New observations have provided insights into whether the birth of giant planets follows a similar course to that of stars. The early phase of star formation is characterized by chaotic and dynamic processes, with complex gas structures known as feeding filaments playing a crucial role. These filaments act as cosmic umbilical cords, feeding gaseous material from the surroundings to the newly formed star. Brown dwarfs, which are celestial objects with masses less than one-tenth that of the Sun, are too small to undergo nuclear fusion and shine like stars. Scientists were unsure whether brown dwarfs form like sun-like stars, but recent observations of the young brown dwarf, Ser-emb 16, revealed large-scale spiral and streamer structures connected to the brown dwarf. These structures cover a vast area and suggest asymmetric mass accretion via feeding filaments, indicating a dynamic formation process similar to that of stars.
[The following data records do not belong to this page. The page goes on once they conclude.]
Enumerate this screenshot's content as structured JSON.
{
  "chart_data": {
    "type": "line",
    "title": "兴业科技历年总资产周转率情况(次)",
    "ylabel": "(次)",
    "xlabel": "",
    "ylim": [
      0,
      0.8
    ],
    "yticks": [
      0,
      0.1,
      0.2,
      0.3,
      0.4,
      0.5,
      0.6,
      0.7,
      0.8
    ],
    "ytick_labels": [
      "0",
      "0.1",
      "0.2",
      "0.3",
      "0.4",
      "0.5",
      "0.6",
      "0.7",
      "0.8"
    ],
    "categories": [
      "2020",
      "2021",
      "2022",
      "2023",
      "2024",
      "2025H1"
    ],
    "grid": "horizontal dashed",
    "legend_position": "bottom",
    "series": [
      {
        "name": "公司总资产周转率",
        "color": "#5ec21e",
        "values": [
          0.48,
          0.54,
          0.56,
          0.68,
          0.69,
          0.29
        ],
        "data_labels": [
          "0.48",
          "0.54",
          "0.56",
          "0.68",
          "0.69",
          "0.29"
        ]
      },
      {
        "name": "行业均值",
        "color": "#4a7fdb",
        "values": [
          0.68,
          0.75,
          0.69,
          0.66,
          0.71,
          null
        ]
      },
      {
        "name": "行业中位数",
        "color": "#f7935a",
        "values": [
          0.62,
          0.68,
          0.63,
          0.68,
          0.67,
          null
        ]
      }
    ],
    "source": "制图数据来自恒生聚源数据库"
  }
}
The spiral structures and streamers observed around the young brown dwarf provide important clues about how brown dwarfs form. Simulated scenarios suggest that collisions of collapsing clumps within a star-forming region may trigger the collapse of small clumps to form brown dwarfs. These collisions are believed to generate spirals and streamers of various sizes and morphologies, indicating a dynamic formation process akin to that of Sun-like stars. Alternatively, simulations also suggest that the observed structures could correspond to a large disk around a very young brown dwarf, twisted by the rotation of the brown dwarf core in the presence of a strong magnetic field. This model implies the magnetic field plays a significant role in the brown dwarf formation process.
The high-sensitivity and high-angular resolution observations conducted by an international team of researchers, led by Dr. Basmah Riaz from the University Observatory Munich, have shed light on the early formation stages of brown dwarfs. Comparing the observations with numerical simulations, the researchers found that a gravitational infall scenario could explain the asymmetric mass accretion seen in the form of spirals and streamers around forming brown dwarfs. Ser-emb 16 is a unique case of a brown dwarf caught in the process of forming in a star-like fashion, highlighting the similarities between the formation of brown dwarfs and stars. These new findings provide valuable insights into the formation processes of celestial objects and the role of external environments in shaping their evolution.
The research team’s observations of the young brown dwarf Ser-emb 16 have revealed spectacular large-scale spiral and streamer structures never seen before towards a newly born brown dwarf. These structures, spanning a vast area connected to the brown dwarf, suggest the influence of the external environment in inducing asymmetric mass accretion via feeding filaments. Clumps of matter observed around the brown dwarf could potentially evolve into young brown dwarfs themselves, further supporting the dynamic and chaotic nature of brown dwarf formation processes. The comparison of observations with numerical simulations supports dynamic formation scenarios involving collisions of collapsing clumps or the influence of magnetic fields, offering new insights into the complex processes involved in the birth of brown dwarfs and potentially giant planets.